- Tigers in the Tempest: Savannah State University and the Struggle for Civil Rights by F. Erik Brooks
Historically black colleges and universities (HBCUs) are pillars of the black freedom movement in the United States. The collective contributions of students, alumni, and administrators effectively challenged and transformed the nation’s social, political, and economic landscape. A handful of scholars have recently paid closer attention to the critical roles played by these institutions. F. Erik Brooks has added to this growing body of research with his latest book, Tigers in the Tempest: Savannah State University and the Struggle for Civil Rights.
Brooks’s longitudinal study focuses on Savannah State University (SSU) as an incubator for activism. Brooks achieves his goal of outlining the history of the freedom movement in Savannah; however, the centrality of SSU to the long movement for black liberation is at times unclear. Brooks pays careful attention to several key players in the Savannah freedom struggle, which had its origins in the black church during slavery. However, by the time Brooks begins to discuss the nascent development of the city’s only HBCU, the reader is left wondering how the militant politics of Richard Wright Sr., who served as president of SSU for thirty years, impacted the school’s curricular development and set the tone of campus politics, and how major figures in the movement, such as the inimitable Westley W. Law, were shaped and molded as students at SSU. The sources that would normally provide this intimate portrait (student newspapers, alumni bulletins, diaries or memoirs of [End Page 735] former faculty and alumni) are noticeably absent from this section of the manuscript. Such valuable primary resources may have been inaccessible to the author or even nonexistent, but their omission weakens the author’s narrative on the importance of SSU to the struggle for black freedom.

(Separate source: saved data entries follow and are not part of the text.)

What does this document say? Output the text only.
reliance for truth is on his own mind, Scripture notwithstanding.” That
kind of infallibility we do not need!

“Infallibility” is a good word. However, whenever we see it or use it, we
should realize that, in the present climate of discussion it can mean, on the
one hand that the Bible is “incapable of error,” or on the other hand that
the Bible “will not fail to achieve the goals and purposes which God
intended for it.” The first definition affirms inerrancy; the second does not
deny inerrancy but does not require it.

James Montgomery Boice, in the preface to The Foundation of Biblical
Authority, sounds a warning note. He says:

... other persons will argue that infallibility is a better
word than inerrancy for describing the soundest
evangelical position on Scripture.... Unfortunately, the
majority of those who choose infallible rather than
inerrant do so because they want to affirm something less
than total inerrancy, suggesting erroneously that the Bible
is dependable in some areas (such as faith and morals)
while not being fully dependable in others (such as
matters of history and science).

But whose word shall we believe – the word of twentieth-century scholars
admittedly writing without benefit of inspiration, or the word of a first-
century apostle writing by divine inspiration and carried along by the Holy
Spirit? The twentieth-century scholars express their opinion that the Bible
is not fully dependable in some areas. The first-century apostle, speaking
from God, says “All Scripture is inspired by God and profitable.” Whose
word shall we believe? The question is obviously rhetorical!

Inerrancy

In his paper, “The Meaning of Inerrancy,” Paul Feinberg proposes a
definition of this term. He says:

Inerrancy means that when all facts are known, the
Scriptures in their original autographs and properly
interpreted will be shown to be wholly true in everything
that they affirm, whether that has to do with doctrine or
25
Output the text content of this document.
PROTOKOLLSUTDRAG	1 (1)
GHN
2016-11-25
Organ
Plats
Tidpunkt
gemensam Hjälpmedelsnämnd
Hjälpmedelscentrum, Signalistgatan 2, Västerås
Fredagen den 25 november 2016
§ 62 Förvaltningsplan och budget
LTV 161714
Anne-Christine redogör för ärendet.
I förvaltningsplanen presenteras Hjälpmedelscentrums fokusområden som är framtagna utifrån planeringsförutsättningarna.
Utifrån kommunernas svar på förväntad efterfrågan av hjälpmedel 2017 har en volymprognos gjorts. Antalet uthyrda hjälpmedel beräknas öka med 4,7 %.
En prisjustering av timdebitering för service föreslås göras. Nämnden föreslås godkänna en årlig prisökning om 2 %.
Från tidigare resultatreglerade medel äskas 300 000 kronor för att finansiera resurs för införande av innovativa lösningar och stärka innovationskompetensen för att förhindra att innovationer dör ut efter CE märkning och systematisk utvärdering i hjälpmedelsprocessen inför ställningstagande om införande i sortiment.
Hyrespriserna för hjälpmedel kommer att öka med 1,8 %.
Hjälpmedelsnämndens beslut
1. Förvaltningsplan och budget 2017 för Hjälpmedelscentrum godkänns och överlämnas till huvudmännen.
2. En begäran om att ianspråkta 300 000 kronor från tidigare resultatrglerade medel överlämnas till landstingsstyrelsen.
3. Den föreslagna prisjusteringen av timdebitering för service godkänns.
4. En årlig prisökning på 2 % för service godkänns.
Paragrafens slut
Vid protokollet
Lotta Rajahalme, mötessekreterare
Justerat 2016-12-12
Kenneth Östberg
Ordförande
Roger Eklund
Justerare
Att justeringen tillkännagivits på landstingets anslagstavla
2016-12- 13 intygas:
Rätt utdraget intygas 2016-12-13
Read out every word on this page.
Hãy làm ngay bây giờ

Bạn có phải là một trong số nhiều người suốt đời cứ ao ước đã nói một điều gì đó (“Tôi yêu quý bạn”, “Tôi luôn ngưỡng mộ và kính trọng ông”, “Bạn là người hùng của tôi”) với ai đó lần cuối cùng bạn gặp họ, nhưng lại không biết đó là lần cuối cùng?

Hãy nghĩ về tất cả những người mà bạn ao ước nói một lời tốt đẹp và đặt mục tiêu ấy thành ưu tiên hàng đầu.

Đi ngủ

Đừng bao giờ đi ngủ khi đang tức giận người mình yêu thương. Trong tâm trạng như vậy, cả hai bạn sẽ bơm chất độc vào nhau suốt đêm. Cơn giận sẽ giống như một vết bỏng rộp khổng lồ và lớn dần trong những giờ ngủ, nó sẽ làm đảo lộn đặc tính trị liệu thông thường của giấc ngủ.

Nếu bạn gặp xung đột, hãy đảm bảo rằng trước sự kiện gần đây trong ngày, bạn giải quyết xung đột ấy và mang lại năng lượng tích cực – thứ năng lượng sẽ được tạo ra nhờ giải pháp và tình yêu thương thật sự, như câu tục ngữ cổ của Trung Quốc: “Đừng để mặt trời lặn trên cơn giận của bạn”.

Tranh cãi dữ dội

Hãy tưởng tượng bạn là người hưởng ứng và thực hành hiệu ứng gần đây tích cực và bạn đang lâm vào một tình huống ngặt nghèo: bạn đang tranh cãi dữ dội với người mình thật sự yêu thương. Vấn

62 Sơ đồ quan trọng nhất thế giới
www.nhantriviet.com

Brooks finally provides more detailed attention to the origins of student activism on campus with the arrival of the turbulent 1960s, yet much of student life and the critical development of on-campus dissent in the first half of the twentieth century goes unaddressed. Brooks only tantalizes the reader with superficial discussions of professors Miken Pope and Asa Gordon, failing to dig deeper into their roles in creating the radicalism that eventually blossomed in the second half of the twentieth century. Specificity surrounding the role of SSU shrinks even further as Brooks discusses the failures of post–civil rights era politics in the city. He discusses “‘new school’ African American leaders” who emerged to counter the traditional black leadership of Savannah, but he fails to highlight what connection (if any) these new leaders had with SSU (p. 139).
The strengths of the book come from Brooks’s discussion of the rise of the modern civil rights movement in Savannah. For this analysis he finally turns to student newspapers as sources to give insight on how students saw the burgeoning struggle. Another positive attribute of the book is the meticulous discussion of the 1996 campus revolt over the poor conditions of the campus infrastructure. However, the author fails to adequately contextualize the adverse effects of segregation and the deliberate underfunding that particularly plagued public HBCUs across the South.
Throughout the text, the author overly focuses on details of campus and city life that fail to unveil the rich tradition of activism that the author claims SSU embodied. If SSU served as the epicenter of black citizens’ struggle against white supremacy and segregation, the reader lacks specifics about how “Tigers” weathered the “tempest” of the early twentieth century. With vague details and often glaring omissions, the book leaves the reader wondering exactly to what extent the university served as an instrument for social and political change in the long history of the struggle for civil rights in Savannah.